Ok, the fractal code uses 'double' floats, which are by their very nature limited in precision. But assuming that the math emulation of CTFE works identical as the CPU does at runtime, the outcome should be identical.
Or not, in some cases ;-) E.g. with a fractal equation where smallest changes can result into big differences.
And it opens up some questions:
- Can CTFE be used under all circumstances when float numbers of any precision are involved?
- Or is this some kind of expected behaviour whenever floats are involved?
- Is the D CTFE documentation completely covering such possible issues?
I can imagine that bugs causes by such subtil differences might be very difficult to fix.
Any experiences or thought on this?
Experiences, little, as I'm not doing floating-point stuff professionally, but I know my stuff because in the past, for some years, I did the lecture assistance for a numerical programming course.

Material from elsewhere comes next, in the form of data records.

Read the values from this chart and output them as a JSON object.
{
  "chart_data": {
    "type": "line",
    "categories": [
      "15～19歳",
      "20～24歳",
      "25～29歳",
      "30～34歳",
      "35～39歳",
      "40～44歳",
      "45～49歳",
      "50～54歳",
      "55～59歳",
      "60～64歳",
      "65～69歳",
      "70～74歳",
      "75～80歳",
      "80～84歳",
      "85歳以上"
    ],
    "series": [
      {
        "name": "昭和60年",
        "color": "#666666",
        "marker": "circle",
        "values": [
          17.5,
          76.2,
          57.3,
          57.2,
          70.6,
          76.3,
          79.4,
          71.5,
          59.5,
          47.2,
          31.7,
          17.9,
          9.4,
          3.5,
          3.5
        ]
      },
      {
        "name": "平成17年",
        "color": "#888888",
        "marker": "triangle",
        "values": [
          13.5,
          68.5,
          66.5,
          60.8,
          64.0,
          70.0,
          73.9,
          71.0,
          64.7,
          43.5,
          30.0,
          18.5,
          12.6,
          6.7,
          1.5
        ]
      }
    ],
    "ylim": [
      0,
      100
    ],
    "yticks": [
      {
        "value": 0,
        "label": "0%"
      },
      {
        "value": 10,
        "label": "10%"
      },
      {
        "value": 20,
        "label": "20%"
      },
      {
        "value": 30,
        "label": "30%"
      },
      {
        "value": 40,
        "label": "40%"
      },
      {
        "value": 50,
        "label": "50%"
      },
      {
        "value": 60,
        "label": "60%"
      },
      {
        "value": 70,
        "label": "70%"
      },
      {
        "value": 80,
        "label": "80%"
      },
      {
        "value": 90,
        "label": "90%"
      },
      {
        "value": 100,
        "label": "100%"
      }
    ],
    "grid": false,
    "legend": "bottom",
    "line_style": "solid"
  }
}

The normal use case for floating-point isn't perfectly reproducible results between different optimization levels. However, differences between CTFE and RT are indeed unacceptable for core-language operations. Those are bugs. Of course, results in user code can differ between CTFE and RT due to using __ctfe
incorrectly. It might be noteworthy that C++ (at least up to including C++17) does not allow floating-point types in CTFE (i.e. in constexpr
execution) and my suspicion is that this is the reason.
Maybe the solution is the same: Remove floating-point operations from CTFE or at least ones that could differ from RT. It would be awkward, at last in some people's opinion, because that would mean that at CTFE, only real
is available, despite it being implementation defined (it's not just platform dependent, it's also how expressions are interpreted), while double
and float
being seemingly exactly defined. The reason is that real
can't be optimized to higher precision as it's the highest precision format supposed by the platform by definition, whereas for the smaller formats, RT results may differ for different optimization levels. What the compiler could do, however is replace a + b * c
by a fused multiply add. If it does that consistently across CTFE and RT, as I read the spec, it would be allowed to do that, even for real
.
The reason D specifies floating-point operations not that precisely is to allow for optimizations. Generally speaking, optimizations require some leeway in the spec. Optimizations are also required not to change observable behavior, but what counts as that is again up to the spec. In C++, the compiler is allowed to optimize away copies, even if those would invoke a copy constructor that has observable side-effects. As I see it (not my opinion, just what I see and conclude), D specifies differences in floating-point operations due to them being carried out in higher-than-required precision not an obersvable side-effect, i.e. one that the optimizer must preserve, even if you can practically observe a difference.
The reason for that is probably because Walter didn't like that other languages nailed down floating-point operations so that you'd get both less precise results and worse performance. That would for example be the case on an 80387 coprocessor, and (here's where my knowledge ends) probably also true for basically all hardware today if you consider float
specifically. I know of no hardware, that supports single precision, but not double precision. Giving you double precision instead of single is at least basically free and possibly even a performance boost, while also giving you more precision.
An algorithm like Kahan summation must be implemented in a way that takes those optimizations into account. This is exactly like in C++, signed integer overflow is undefined, not because it's undefined on the hardware, but because it allows for optimizations. In Zig, all integer overflow is undefined for that reason, and for wrap-around or saturated arithmetic, there are separate operators. D could easily add specific functions to core.math
that specify operations as specifically IEEE-754 confirming. Using those, Phobos could give you types that are specified to produce results as specified by IEEE-754, with no interference by the optimizer. You can't actually do the reverse, i.e. provide a type in Phobos that allows for optimizations of that sort but the core-language types are guaranteed to be unoptimized. Such a type would have to be compiler-recognized, i.e. it would end up being a built-in type.